SUSA Orlin & Cohen Sports Complex

Overview

The SUSA Orlin & Cohen Sports Complex is Long Island’s largest youth soccer facility, located on Carleton Avenue in Central Islip, Suffolk County. It is the primary training and competition venue for SUSA FC and the only club-controlled soccer-specific complex on Long Island.

Ownership & Operations

Club-controlled by SUSA FC. Naming rights held by Orlin & Cohen Orthopedic Group. Ownership terms (land ownership vs lease from Town of Islip) not publicly confirmed.

Glenn Schneider on the facility’s impact: “What really changed and really was a market disruptor was we were the only ones that had their own facility. We have five turf fields and that really changed the market. Between consolidation and owning land and building infrastructure — that really changed the game here.”

Specifications

Outdoor:

  • 5 full-size lighted synthetic turf fields
  • Built-in cameras on all fields for game film capture
  • High-visibility road frontage on Carleton Avenue

Indoor:

  • 96,000 sq ft air-supported dome (bubble)
  • Covers one full-size field; convertible to 4 smaller training fields
  • Year-round play capability

Named elements:

  • Complex: Orlin & Cohen Sports Complex (orthopedic group naming rights)
  • Field #2: M&T Field (M&T Bank naming rights, 2-year deal announced May 2025)

Tenant Clubs

  • SUSA FC — primary tenant (all ECNL, ECNL-RL, NPL, EDP matches and training)
  • Albertson SUSA — ECNL Boys matches played here (despite Albertson’s Nassau County base)
  • SUSA affiliate clubs (5 total) use the complex for select programming

Economics

No public data on construction costs, operating expenses, or rental rates. Revenue streams include:

  • Naming rights (Orlin & Cohen, M&T Bank)
  • Tournament hosting (Spring Kick Off, Girls Showcase, Boys Showcase)
  • Adult leagues and rental time
  • Camp and clinic programs (ages 2-18)
  • Corporate event activations (per M&T Bank partnership terms)
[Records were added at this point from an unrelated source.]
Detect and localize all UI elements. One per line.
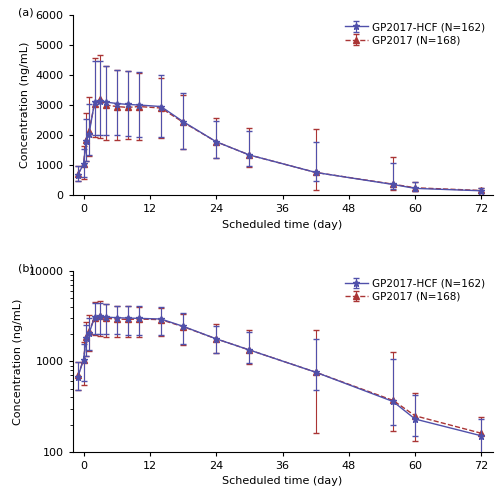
Legend: GP2017-HCF (N=162), GP2017 (N=168): GP2017-HCF (N=162), GP2017 (N=168): [343, 20, 488, 47]
Y-axis label: Concentration (ng/mL): Concentration (ng/mL): [13, 298, 23, 425]
Text: (b): (b): [18, 264, 34, 274]
X-axis label: Scheduled time (day): Scheduled time (day): [222, 476, 342, 486]
Y-axis label: Concentration (ng/mL): Concentration (ng/mL): [20, 42, 30, 168]
Legend: GP2017-HCF (N=162), GP2017 (N=168): GP2017-HCF (N=162), GP2017 (N=168): [343, 276, 488, 303]
Text: (a): (a): [18, 7, 34, 18]
X-axis label: Scheduled time (day): Scheduled time (day): [222, 220, 342, 230]
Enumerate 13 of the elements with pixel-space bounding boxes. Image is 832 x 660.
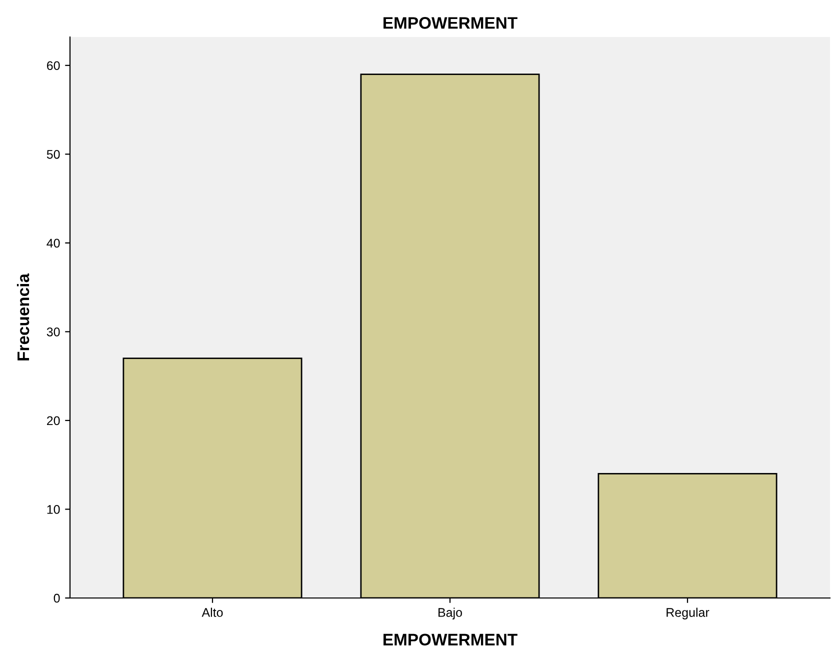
y-axis-title: Frecuencia [16,273,30,360]
x-tick-label: Regular [666,608,710,620]
y-tick-label: 0 [54,594,60,603]
x-tick-label: Alto [202,608,223,617]
x-axis-title: EMPOWERMENT [384,634,518,646]
y-tick-label: 60 [47,61,60,70]
y-tick-label: 40 [46,238,60,248]
y-tick-label: 50 [46,150,60,159]
y-tick-label: 20 [47,416,60,426]
y-tick-label: 10 [47,505,60,514]
chart-title: EMPOWERMENT [384,17,518,29]
y-tick-label: 30 [46,328,60,336]
x-tick-label: Bajo [438,608,462,620]
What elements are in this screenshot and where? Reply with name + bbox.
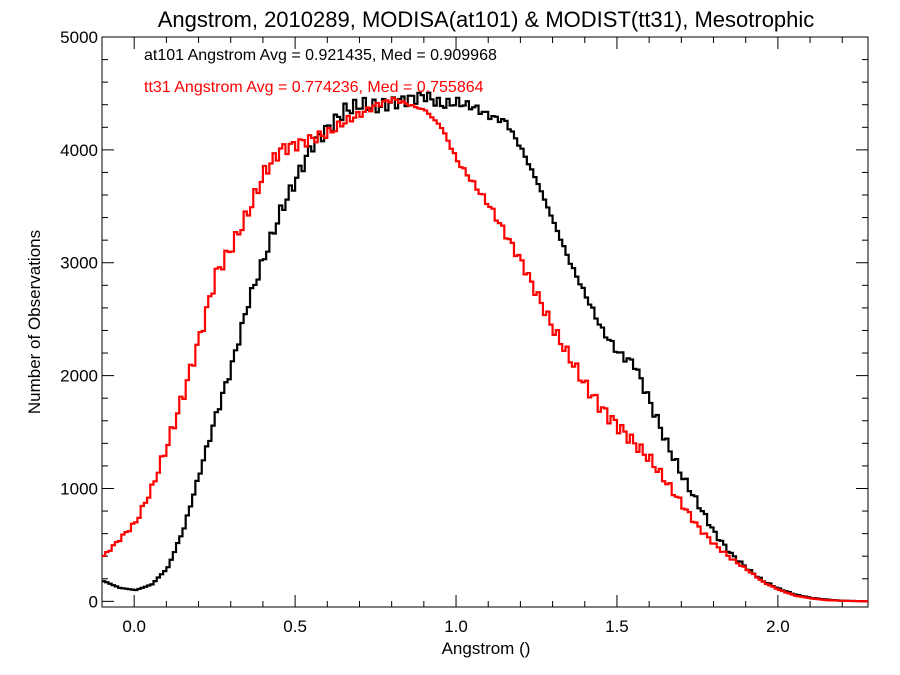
series-at101-line bbox=[102, 91, 868, 603]
x-tick-label: 1.0 bbox=[444, 617, 468, 636]
x-axis: 0.0 0.5 1.0 1.5 2.0 bbox=[101, 37, 843, 636]
x-tick-label: 2.0 bbox=[766, 617, 790, 636]
y-tick-label: 4000 bbox=[60, 141, 98, 160]
y-tick-label: 0 bbox=[89, 592, 98, 611]
series-tt31-line bbox=[102, 96, 868, 603]
y-tick-label: 1000 bbox=[60, 479, 98, 498]
plot-frame bbox=[101, 36, 869, 608]
y-axis-label: Number of Observations bbox=[25, 230, 44, 414]
annotation-tt31: tt31 Angstrom Avg = 0.774236, Med = 0.75… bbox=[144, 79, 484, 96]
series-layer bbox=[102, 91, 868, 603]
y-axis: 0 1000 2000 3000 4000 5000 bbox=[60, 28, 868, 611]
annotation-at101: at101 Angstrom Avg = 0.921435, Med = 0.9… bbox=[144, 47, 497, 64]
y-tick-label: 2000 bbox=[60, 367, 98, 386]
x-tick-label: 0.5 bbox=[283, 617, 307, 636]
x-tick-label: 1.5 bbox=[605, 617, 629, 636]
x-tick-label: 0.0 bbox=[122, 617, 146, 636]
y-tick-label: 3000 bbox=[60, 254, 98, 273]
chart-title: Angstrom, 2010289, MODISA(at101) & MODIS… bbox=[158, 7, 815, 32]
y-tick-label: 5000 bbox=[60, 28, 98, 47]
x-axis-label: Angstrom () bbox=[442, 639, 531, 658]
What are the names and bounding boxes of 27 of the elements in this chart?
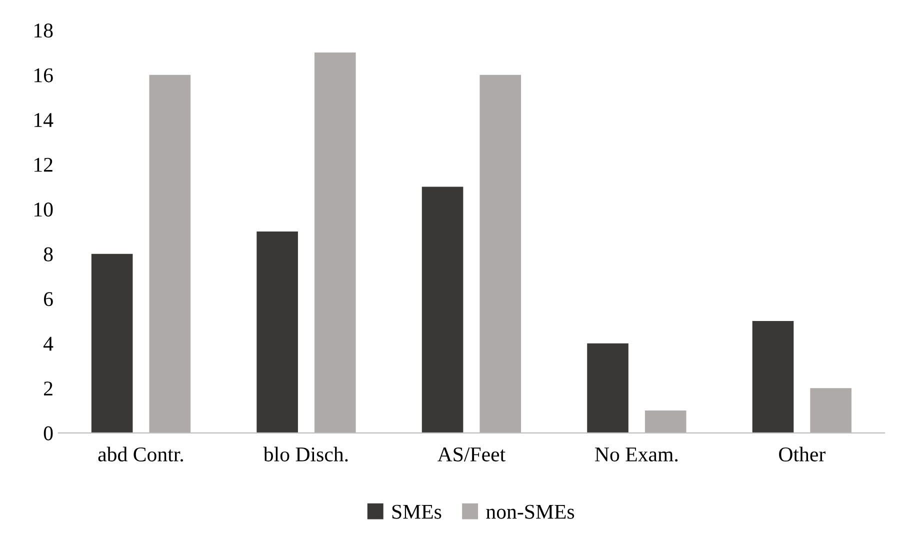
x-tick-label: AS/Feet [438,447,506,462]
y-tick-label: 18 [34,24,53,38]
x-tick-label: Other [779,446,826,462]
y-tick-label: 8 [44,247,53,262]
y-tick-label: 0 [44,426,53,440]
bar [422,186,464,433]
bar [644,410,686,433]
x-tick-label: blo Disch. [263,446,348,462]
y-tick-label: 6 [44,292,53,306]
y-tick-label: 2 [44,382,52,396]
legend-label: SMEs [392,504,442,519]
y-tick-label: 16 [34,68,53,82]
bar [752,321,794,433]
bar [587,343,628,433]
y-tick-label: 14 [34,113,54,127]
y-tick-label: 12 [34,158,52,172]
bar [91,254,133,433]
bar [149,74,191,433]
y-tick-label: 10 [34,202,53,217]
x-tick-label: No Exam. [595,448,678,462]
y-tick-label: 4 [44,336,54,351]
legend-label: non-SMEs [486,504,574,519]
bar [480,74,522,433]
bar [256,232,298,433]
bar [810,388,852,433]
x-tick-label: abd Contr. [98,446,184,462]
bar [314,52,356,433]
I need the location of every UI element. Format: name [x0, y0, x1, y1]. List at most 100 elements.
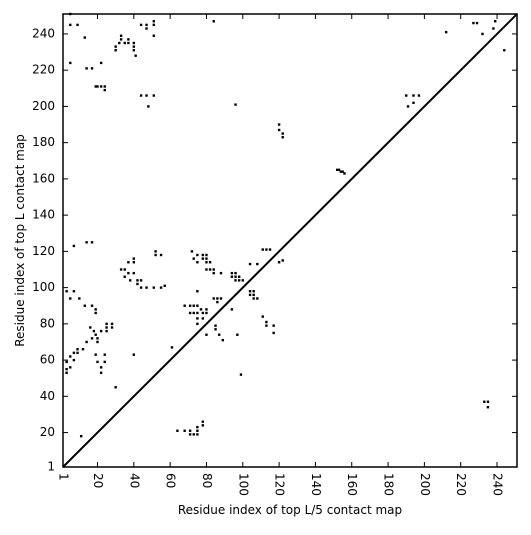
contact-point-top-l: [248, 290, 252, 293]
contact-point-top-l: [216, 300, 219, 304]
contact-point-top-l: [94, 333, 97, 336]
contact-point-top-l: [208, 261, 212, 264]
diagonal-line: [62, 13, 518, 468]
contact-point-top-l: [190, 250, 194, 253]
x-tick-label: 220: [454, 473, 468, 496]
contact-point-top-l: [188, 311, 192, 315]
contact-point-top-l: [72, 358, 76, 362]
contact-point-top-l: [261, 248, 264, 251]
contact-point-top-l: [99, 371, 103, 374]
contact-point-top-l5: [444, 30, 448, 34]
contact-point-top-l: [192, 433, 195, 436]
contact-point-top-l5: [412, 94, 415, 97]
contact-point-top-l: [85, 340, 88, 344]
contact-point-top-l: [236, 333, 239, 336]
contact-point-top-l: [196, 261, 199, 264]
y-tick-label: 160: [32, 171, 55, 185]
contact-point-top-l: [239, 373, 243, 376]
contact-point-top-l: [105, 329, 108, 333]
contact-point-top-l: [176, 429, 179, 432]
contact-point-top-l: [69, 297, 72, 300]
contact-point-top-l: [65, 290, 68, 293]
contact-point-top-l5: [212, 20, 215, 23]
contact-point-top-l: [201, 253, 205, 257]
contact-point-top-l: [119, 268, 123, 271]
contact-point-top-l: [265, 248, 268, 251]
y-tick-label: 100: [32, 280, 55, 294]
contact-point-top-l5: [94, 85, 97, 88]
contact-point-top-l5: [99, 61, 103, 65]
contact-point-top-l: [163, 284, 166, 287]
contact-point-top-l5: [114, 49, 117, 52]
contact-point-top-l: [154, 250, 157, 253]
contact-point-top-l: [205, 261, 208, 264]
contact-point-top-l: [123, 275, 126, 278]
contact-point-top-l: [219, 297, 223, 300]
y-tick-label: 20: [40, 425, 55, 439]
contact-point-top-l5: [234, 103, 237, 106]
y-tick-label: 60: [40, 353, 55, 367]
contact-point-top-l: [76, 348, 79, 351]
contact-point-top-l: [196, 253, 199, 257]
contact-point-top-l5: [494, 20, 497, 23]
contact-point-top-l: [72, 351, 76, 355]
x-tick-label: 200: [418, 473, 432, 496]
contact-marks-layer: [65, 12, 506, 438]
contact-point-top-l: [76, 351, 79, 355]
x-tick-label: 240: [491, 473, 505, 496]
y-tick-label: 180: [32, 135, 55, 149]
contact-point-top-l5: [412, 101, 415, 104]
x-tick-label: 1: [57, 473, 71, 481]
contact-point-top-l: [230, 271, 234, 275]
contact-point-top-l5: [406, 105, 410, 108]
y-tick-label: 1: [47, 460, 55, 474]
contact-point-top-l: [201, 257, 205, 260]
contact-point-top-l: [65, 360, 68, 364]
contact-point-top-l: [94, 353, 97, 356]
contact-point-top-l: [145, 286, 148, 289]
contact-point-top-l5: [119, 34, 123, 37]
contact-point-top-l: [83, 304, 86, 307]
x-tick-label: 100: [236, 473, 250, 496]
contact-point-top-l: [196, 425, 199, 429]
contact-point-top-l: [114, 386, 117, 389]
x-axis-ticks: 1 20 40 60 80 100 120 140 160 180 200 220 240: [57, 14, 505, 496]
contact-point-top-l5: [90, 67, 94, 70]
contact-point-top-l: [196, 304, 199, 307]
contact-point-top-l: [252, 293, 255, 297]
contact-point-top-l5: [145, 94, 148, 97]
contact-point-top-l: [281, 259, 284, 262]
contact-point-top-l: [234, 275, 237, 278]
contact-point-top-l: [132, 353, 136, 356]
contact-point-top-l5: [139, 94, 143, 97]
contact-point-top-l5: [69, 61, 72, 65]
contact-point-top-l: [78, 297, 81, 300]
contact-point-top-l5: [481, 32, 484, 36]
contact-point-top-l: [230, 275, 234, 278]
contact-point-top-l5: [103, 88, 106, 92]
y-axis-label: Residue index of top L contact map: [13, 134, 27, 347]
contact-point-top-l: [123, 268, 126, 271]
contact-point-top-l: [132, 261, 136, 264]
contact-point-top-l: [256, 297, 259, 300]
contact-point-top-l: [483, 400, 486, 403]
contact-point-top-l5: [118, 41, 121, 45]
contact-point-top-l: [103, 360, 106, 364]
contact-point-top-l: [105, 326, 108, 329]
contact-point-top-l: [65, 371, 68, 374]
contact-point-top-l5: [132, 45, 136, 48]
contact-point-top-l5: [85, 241, 88, 244]
contact-point-top-l: [219, 271, 223, 275]
contact-point-top-l: [196, 429, 199, 432]
contact-point-top-l5: [103, 85, 106, 88]
contact-point-top-l: [205, 268, 208, 271]
x-tick-label: 120: [273, 473, 287, 496]
contact-point-top-l5: [96, 85, 99, 88]
contact-point-top-l: [96, 337, 99, 340]
contact-point-top-l5: [503, 49, 506, 52]
contact-point-top-l5: [90, 241, 94, 244]
contact-point-top-l: [486, 400, 490, 403]
contact-point-top-l5: [152, 23, 155, 27]
contact-point-top-l: [103, 353, 106, 356]
contact-point-top-l: [94, 308, 97, 311]
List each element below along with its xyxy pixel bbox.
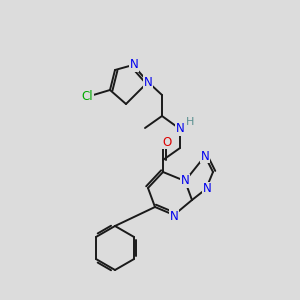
Text: N: N: [130, 58, 138, 71]
Text: Cl: Cl: [81, 89, 93, 103]
Text: N: N: [201, 149, 209, 163]
Text: N: N: [144, 76, 152, 88]
Text: H: H: [186, 117, 194, 127]
Text: N: N: [181, 175, 189, 188]
Text: N: N: [176, 122, 184, 136]
Text: N: N: [202, 182, 211, 196]
Text: N: N: [169, 209, 178, 223]
Text: O: O: [162, 136, 172, 148]
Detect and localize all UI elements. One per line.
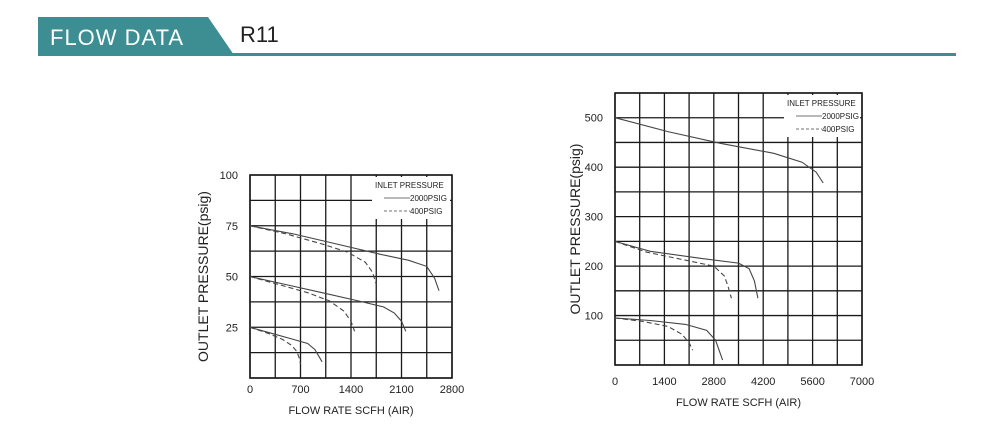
y-tick-label: 50 (226, 272, 238, 284)
series-line-400psig (614, 317, 694, 351)
y-tick-label: 25 (226, 322, 238, 334)
y-tick-label: 100 (220, 170, 238, 182)
series-line-2000psig (614, 240, 759, 299)
chart-legend: INLET PRESSURE 2000PSIG 400PSIG (784, 95, 860, 137)
x-tick-label: 700 (291, 384, 309, 396)
series-line-2000psig (249, 225, 440, 291)
x-axis-label: FLOW RATE SCFH (AIR) (676, 397, 801, 409)
y-tick-label: 400 (585, 162, 603, 174)
y-tick-label: 200 (585, 261, 603, 273)
y-tick-label: 100 (585, 311, 603, 323)
series-line-400psig (249, 275, 356, 332)
legend-entry-label: 400PSIG (822, 125, 854, 134)
y-tick-label: 300 (585, 212, 603, 224)
series-line-2000psig (614, 117, 824, 184)
page-header: FLOW DATA R11 (0, 0, 1000, 60)
legend-entry-label: 2000PSIG (410, 194, 447, 203)
x-tick-label: 7000 (850, 376, 874, 388)
x-tick-label: 2800 (440, 384, 464, 396)
series-line-2000psig (249, 275, 407, 332)
legend-entry-label: 2000PSIG (822, 112, 859, 121)
x-tick-label: 0 (612, 376, 618, 388)
series-line-400psig (249, 225, 377, 285)
plot-frame (614, 92, 863, 366)
x-tick-label: 4200 (751, 376, 775, 388)
section-title: FLOW DATA (50, 25, 185, 50)
y-axis-label: OUTLET PRESSURE(psig) (567, 144, 583, 315)
series-line-2000psig (614, 317, 724, 361)
x-tick-label: 2800 (702, 376, 726, 388)
x-axis-label: FLOW RATE SCFH (AIR) (288, 405, 413, 417)
series-line-400psig (249, 326, 302, 364)
header-rule (38, 53, 956, 56)
legend-title: INLET PRESSURE (787, 99, 856, 108)
x-tick-label: 5600 (800, 376, 824, 388)
legend-title: INLET PRESSURE (375, 181, 444, 190)
y-tick-label: 75 (226, 221, 238, 233)
series-line-2000psig (249, 326, 323, 363)
chart-legend: INLET PRESSURE 2000PSIG 400PSIG (372, 177, 450, 219)
x-tick-label: 1400 (339, 384, 363, 396)
legend-entry-label: 400PSIG (410, 207, 442, 216)
y-axis-label: OUTLET PRESSURE(psig) (195, 191, 211, 362)
section-banner: FLOW DATA (38, 17, 238, 55)
banner-shape (38, 17, 234, 55)
series-line-400psig (614, 240, 732, 299)
x-tick-label: 1400 (652, 376, 676, 388)
x-tick-label: 2100 (389, 384, 413, 396)
model-label: R11 (240, 22, 279, 47)
y-tick-label: 500 (585, 113, 603, 125)
x-tick-label: 0 (247, 384, 253, 396)
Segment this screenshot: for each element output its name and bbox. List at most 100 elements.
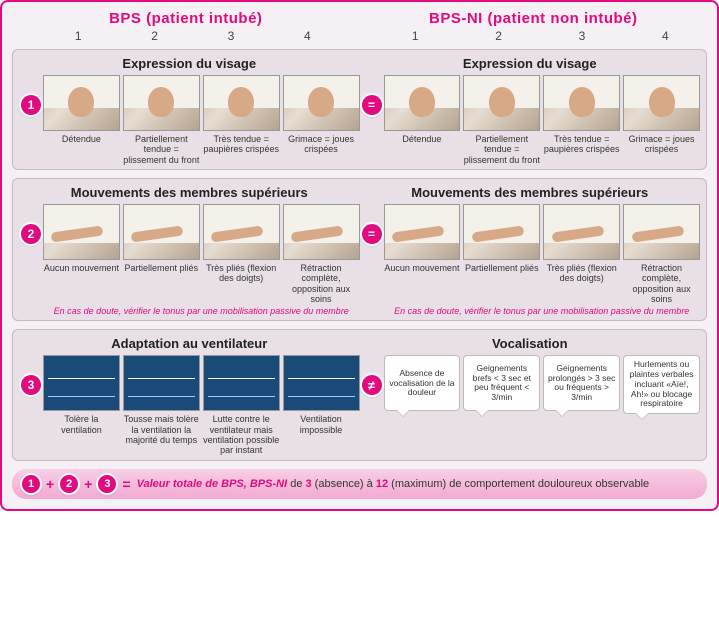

The dome adds significant year-round revenue potential that outdoor-only facilities cannot match.

Condition & Lifecycle

Synthetic turf fields require resurfacing every 8-10 years (typical cost $500K-$1M per field). Current turf age and replacement schedule not publicly documented. The dome structure requires annual maintenance and eventual replacement (typical lifespan 15-25 years for air-supported domes).

Notes

This facility is the single most important structural asset in Long Island youth soccer. It gives SUSA a permanent competitive moat:

  • Year-round operations when competitors are locked out of frozen municipal fields in winter
  • Revenue diversification through naming rights, rentals, and tournaments
  • Player retention — families don’t need to travel off-island for quality field time
  • Brand visibility — high-traffic road frontage and dedicated signage

For any platform acquirer considering Long Island, controlling or building a comparable facility is the highest-impact capital deployment. The only comparable investment underway is The Island FC’s Mitchel Athletic Complex.